Republican Governor Phil Scott allowed the bill to become law without his signature, citing concerns about the financial and legal challenges of confronting major fossil fuel companies alone, but acknowledged the necessity of addressing climate change’s increasing toll on Vermont.
“I understand the desire to seek funding to mitigate the effects of climate change that has hurt our state in so many ways,” Scott wrote to lawmakers. The moderate Republican, seeking reelection, has often clashed with the Democrat-controlled Legislature, which he has described as unbalanced. Environmental advocates expected a veto, but he allowed the bill’s enactment, reassured by the Agency of Natural Resources’ requirement to report on the law’s feasibility.
Climate Action Now
The law was prompted by last summer’s devastating floods, which inundated Vermont’s capital, Montpelier, and nearby Barre. The torrential rains caused extensive damage, washing away roads and homes, and leaving businesses and homeowners facing flood-damaged properties as winter approached.
Under the new legislation, the Vermont state treasurer, with the Agency of Natural Resources, must report by January 2026 on the costs of greenhouse gas emissions from 1995 to 2024. This assessment will include impacts on public health, natural resources, agriculture, economic development, and housing, using federal data to attribute emissions to specific fossil fuel companies.
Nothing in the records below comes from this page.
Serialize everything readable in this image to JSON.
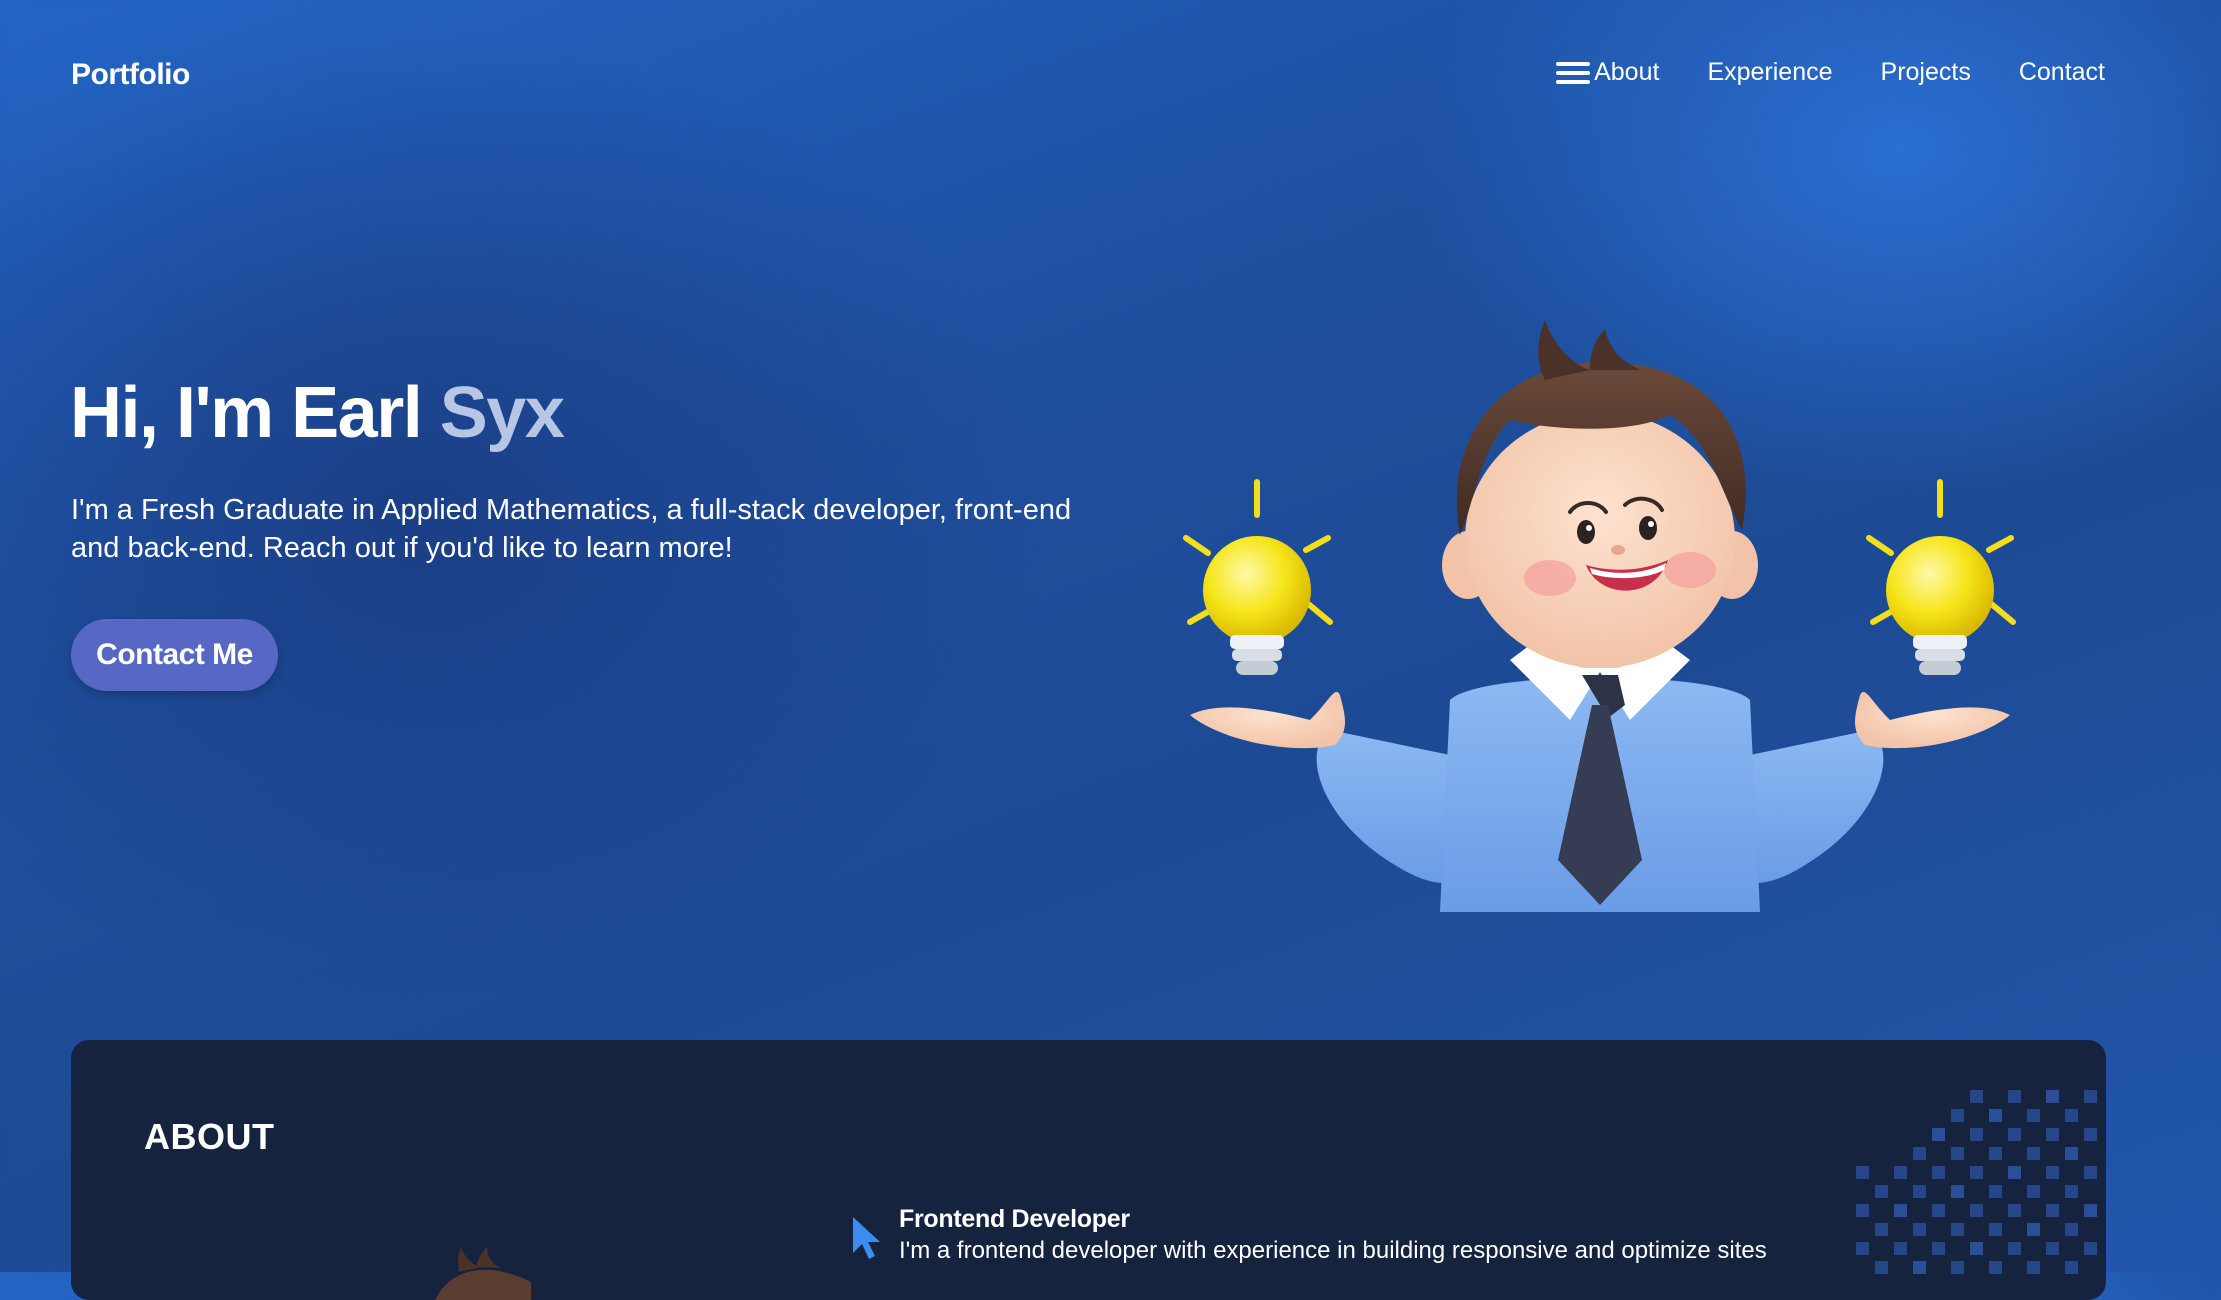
{
  "nav": {
    "logo": "Portfolio",
    "menu_icon": "hamburger-icon",
    "links": [
      "About",
      "Experience",
      "Projects",
      "Contact"
    ]
  },
  "hero": {
    "greeting": "Hi, I'm Earl ",
    "name_accent": "Syx",
    "description": "I'm a Fresh Graduate in Applied Mathematics, a full-stack developer, front-end and back-end. Reach out if you'd like to learn more!",
    "cta_label": "Contact Me",
    "illustration": "developer-with-lightbulbs-illustration"
  },
  "about": {
    "title": "ABOUT",
    "item": {
      "icon": "cursor-icon",
      "title": "Frontend Developer",
      "description": "I'm a frontend developer with experience in building responsive and optimize sites"
    }
  },
  "colors": {
    "background": "#1f52a3",
    "accent_text": "#b6c6e4",
    "button": "#5768c4",
    "card": "#15233f",
    "cursor": "#3b8ef0"
  }
}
The law employs a polluter-pays model, targeting companies involved in fossil fuel extraction or crude oil refining linked to over 1 billion metric tons of greenhouse gas emissions. Funds collected will be allocated to infrastructure improvements such as stormwater drainage systems, road and bridge upgrades, sewage treatment plant retrofitting, and energy-efficient building enhancements. This initiative is inspired by the federal Superfund program for pollution cleanup.
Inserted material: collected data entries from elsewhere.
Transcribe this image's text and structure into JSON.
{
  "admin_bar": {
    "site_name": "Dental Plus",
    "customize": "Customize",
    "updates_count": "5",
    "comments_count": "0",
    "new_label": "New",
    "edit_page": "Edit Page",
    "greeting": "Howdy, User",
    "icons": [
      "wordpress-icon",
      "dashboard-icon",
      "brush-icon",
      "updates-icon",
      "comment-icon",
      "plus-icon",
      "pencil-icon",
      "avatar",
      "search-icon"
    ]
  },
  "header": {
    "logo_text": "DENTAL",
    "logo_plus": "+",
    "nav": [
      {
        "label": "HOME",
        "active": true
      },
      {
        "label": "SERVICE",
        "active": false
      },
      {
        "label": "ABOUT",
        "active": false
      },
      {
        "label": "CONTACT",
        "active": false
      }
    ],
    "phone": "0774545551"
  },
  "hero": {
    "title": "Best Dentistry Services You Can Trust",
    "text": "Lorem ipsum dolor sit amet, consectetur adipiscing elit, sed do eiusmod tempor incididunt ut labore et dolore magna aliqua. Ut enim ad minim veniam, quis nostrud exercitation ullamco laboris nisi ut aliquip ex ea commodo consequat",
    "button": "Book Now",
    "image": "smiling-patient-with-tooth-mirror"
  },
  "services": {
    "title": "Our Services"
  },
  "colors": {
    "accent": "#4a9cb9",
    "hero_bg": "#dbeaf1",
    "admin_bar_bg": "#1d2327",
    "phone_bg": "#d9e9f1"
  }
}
Comments From Stakeholders
Paul Burns, executive director of the Vermont Public Interest Research Group, praised the legislation: “For too long, giant fossil fuel companies have knowingly lit the match of climate disruption without being required to do a thing to put out the fire. Finally, maybe for the first time anywhere, Vermont is going to hold the companies most responsible for climate-driven floods, fires, and heat waves financially accountable for a fair share of the damages they’ve caused.”
The American Petroleum Institute, a leading oil and gas industry lobby group, voiced strong opposition, arguing that the legislation retroactively imposes costs on previously legal activities, violates equal protection and due process rights, and is preempted by federal law. “This punitive new fee represents yet another step in a coordinated campaign to undermine America’s energy advantage and the economic and national security benefits it provides,” spokesman Scott Lauermann stated.
Despite anticipating legal challenges, Vermont lawmakers remain resolute. State Representative Martin LaLonde, a Democrat and attorney, is confident in Vermont’s legal standing, noting that legislators collaborated with legal scholars in drafting the bill. “Most importantly, the stakes are too high – and the costs too steep for Vermonters – to release corporations that caused the mess from their obligation to help clean it up,” LaLonde emphasized.
Other states, including Maryland, Massachusetts, and New York, are considering similar measures, indicating a growing trend toward holding fossil fuel companies accountable for their role in climate change.